A common scam existing at the time involved wholesalers who would ship their products to retailers who had not ordered them. Upon refusal, the wholesaler would offer the already price-hiked items to the retailer at a lower consignment cost in the guise of alleviating the cost to ship the items back. The unsuspecting retailer would then agree to take this new-found bargain off the wholesaler's hands, mark up the items and sell them to the public, making a small profit in the transaction.
A shipment of gold-filled pocket watches from a Chicago manufacturer was shipped to a Minnesota retailer, Edward Stegerson. But Stegerson, a retailer savvy to the scam, flatly refused the watches. Young "Richard" jumped at the opportunity, and made an agreement with the wholesaler to keep any profit he reaped above $12, and then he set about offering his wares to other station agents along the railroad line for $14. The watches were considered an item of urban sophistication. Also because of the growth of railways, and the recent application of time zones, farmers needed to keep time accurately which had not been necessary until then. For those two reasons the station agents had no trouble selling the watches to passers-by.
Within six months, Richard had netted $5,000 and felt so confident in this venture that he moved to Minneapolis and founded his own watch company. He began placing advertisements in farm publications and mailing flyers to potential clients. From the beginning, it was clear that Richard had a talent for writing promotional copy. He took the personal approach in his ads, speaking directly to rural and small-town communities, persuading them to purchase by mail-order.
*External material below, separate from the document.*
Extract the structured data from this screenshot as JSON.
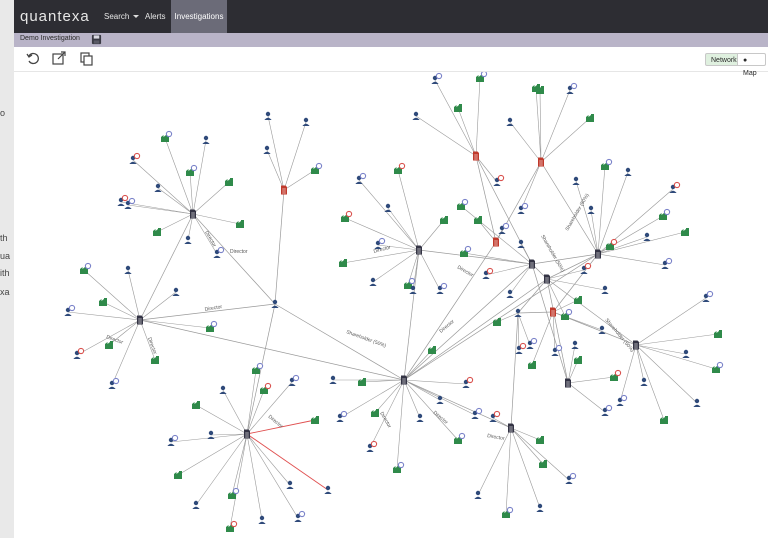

In 1887, Richard moved to Chicago. Richard became so busy that he had to hire a professional watch repairman to help him with the orders and to fix broken watches. That was Alvah. And the rest is history as they say. The business took off and soon expanded to many other lines of dry goods.
YES, IT'S A LITTLE KNOWN FACT that for a while in the 1880's, the biggest watch retailer in the country was at the train station. It all started with a telegraph operator: Richard Sears and his partner Alvah Roebuck!